Education funding measures in the Chandler Unified and Higley Unified School Districts hold slim leads in the latest results from Tuesday's elections, with thousands of ballots still expected to be counted.
The Maricopa County Recorder's Office released a second round of results Thursday morning and then a third round Thursday evening. The override measure in Chandler and Higley's bond package remain too close to call.
"At least we know we're not out," Chandler Superintendent Camille Casteel said Thursday afternoon, before the latest results showed the district's 15 percent maintenance-and-operations override had widened its lead from 64 votes to nearly 2,000 and holds 52.8 percent of the vote. "We're very hopeful things go our way. We had hoped for a bigger turnout but maybe we'll be alright with this turnout."
A county recorder's spokeswoman said the office expects to announce final results on its website at 5 p.m. Friday.
"I have not been getting a lot of sleep thinking about this," Casteel said of the override that would mean $27 million to her district each of the next five years.
In Higley, the district's $70.5 million bond package for possible future need including school construction holds a 111-vote lead, 3,027-2,916, in the latest results. That was a swing from a 72-vote deficit when Tuesday's initial results were released, which at the time left Higley Superintendent Dr. Denise Birdwell lamenting a loss.

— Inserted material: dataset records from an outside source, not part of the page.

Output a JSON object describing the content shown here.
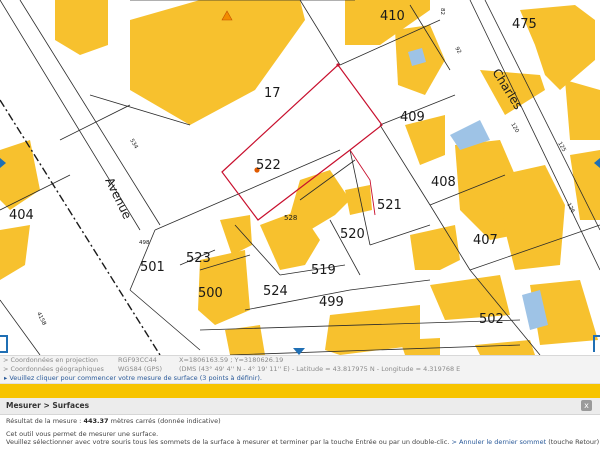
{
  "map": {
    "parcels": {
      "p17": "17",
      "p410": "410",
      "p475": "475",
      "p409": "409",
      "p522": "522",
      "p408": "408",
      "p404": "404",
      "p521": "521",
      "p528": "528",
      "p520": "520",
      "p407": "407",
      "p501": "501",
      "p523": "523",
      "p519": "519",
      "p500": "500",
      "p524": "524",
      "p499": "499",
      "p502": "502"
    },
    "streets": {
      "avenue": "Avenue",
      "charles": "Charles"
    },
    "small_numbers": {
      "n82": "82",
      "n92": "92",
      "n120": "120",
      "n125": "125",
      "n126": "126",
      "n534": "534",
      "n498": "498",
      "n415b": "415B"
    },
    "colors": {
      "building": "#f7c12e",
      "parcel_line": "#2b2b2b",
      "selection": "#c8102e",
      "water": "#9ec3e6",
      "accent": "#1f6fb4"
    }
  },
  "coords": {
    "proj_label": "Coordonnées en projection",
    "proj_system": "RGF93CC44",
    "proj_value": "X=1806163.59 ; Y=3180626.19",
    "geo_label": "Coordonnées géographiques",
    "geo_system": "WGS84 (GPS)",
    "geo_value": "(DMS (43° 49' 4'' N - 4° 19' 11'' E) - Latitude = 43.817975 N - Longitude = 4.319768 E"
  },
  "hint": "Veuillez cliquer pour commencer votre mesure de surface (3 points à définir).",
  "panel": {
    "title": "Mesurer > Surfaces",
    "close": "x",
    "result_label": "Résultat de la mesure :",
    "result_value": "443.37",
    "result_unit": "mètres carrés",
    "result_note": "(donnée indicative)",
    "desc1": "Cet outil vous permet de mesurer une surface.",
    "desc2": "Veuillez sélectionner avec votre souris tous les sommets de la surface à mesurer et terminer par la touche Entrée ou par un double-clic.",
    "undo_link": "> Annuler le dernier sommet",
    "undo_key": "(touche Retour)"
  }
}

"The failure of the bond means Higley will need to use money now in the maintenance and operations budget to fund critical repairs to buildings," Birdwell said in a statement released Wednesday afternoon, only to have the measure's ultimate future cast into doubt less than 24 hours later.

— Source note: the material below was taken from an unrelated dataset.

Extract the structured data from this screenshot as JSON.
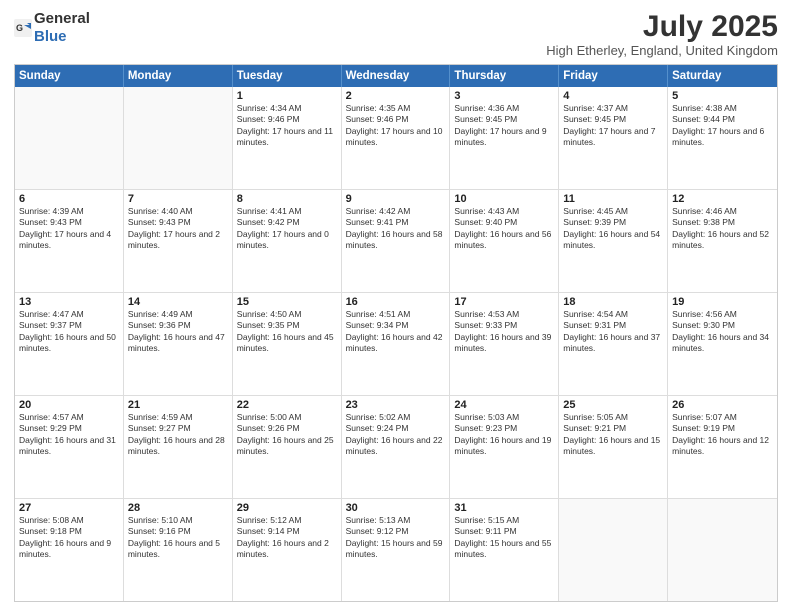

"I'm cautiously optimistic regarding the bond question," Birdwell said in a second statement Thursday afternoon. "This is great news for the students and families of Higley."

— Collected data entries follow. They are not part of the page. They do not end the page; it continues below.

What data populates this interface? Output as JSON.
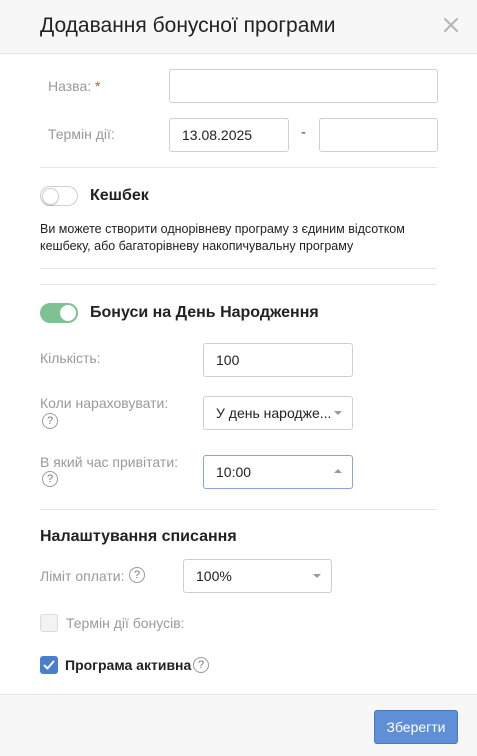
{
  "dialog": {
    "title": "Додавання бонусної програми",
    "close_icon": "close-icon"
  },
  "form": {
    "name_label": "Назва:",
    "required_mark": "*",
    "name_value": "",
    "term_label": "Термін дії:",
    "date_from": "13.08.2025",
    "date_separator": "-",
    "date_to": ""
  },
  "cashback": {
    "title": "Кешбек",
    "enabled": false,
    "description": "Ви можете створити однорівневу програму з єдиним відсотком кешбеку, або багаторівневу накопичувальну програму"
  },
  "birthday": {
    "title": "Бонуси на День Народження",
    "enabled": true,
    "amount_label": "Кількість:",
    "amount_value": "100",
    "when_label": "Коли нараховувати:",
    "when_value": "У день народже...",
    "time_label": "В який час привітати:",
    "time_value": "10:00",
    "help_icon_text": "?"
  },
  "writeoff": {
    "title": "Налаштування списання",
    "limit_label": "Ліміт оплати:",
    "limit_value": "100%",
    "bonus_term_label": "Термін дії бонусів:",
    "bonus_term_checked": false,
    "active_label": "Програма активна",
    "active_checked": true
  },
  "footer": {
    "save_label": "Зберегти"
  },
  "colors": {
    "accent": "#5f8fd6",
    "toggle_on": "#7fc190",
    "required": "#e04b3a"
  }
}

Higley's 10 percent override was voted down Tuesday.
"The failure of the maintenance-and-operations budget override still means we will be making $5 million in budget reductions over the next three years and that’s never easy," Birdwell said.
Likewise, a 10 percent override for the Queen Creek Unified School District and a 6.6 percent override for Gilbert Public Schools were voted down soundly for a second time in two years.
"The defeat of the override will present some very difficult financial challenges, and tough decisions will have to be made," said Shane K. McCord, Gilbert assistant superintendent.
"It means we have a lot of work ahead of us and significant changes will have to be made," Gilbert director of finance Teddy Dumlao said of the district's $11.6 million annual loss.
Overrides in the Kyrene (15 percent, $12.2 million/year) and Tempe Union (10 percent, $6.6 million/year) districts passed by large margins.
"I am just elated with the results from (Tuesday) night," Tempe Union Superintendent Dr. Kenneth R. Baca said. "It demonstrates how the community supports our teachers and our staff and everything they do to ensure our kids succeed."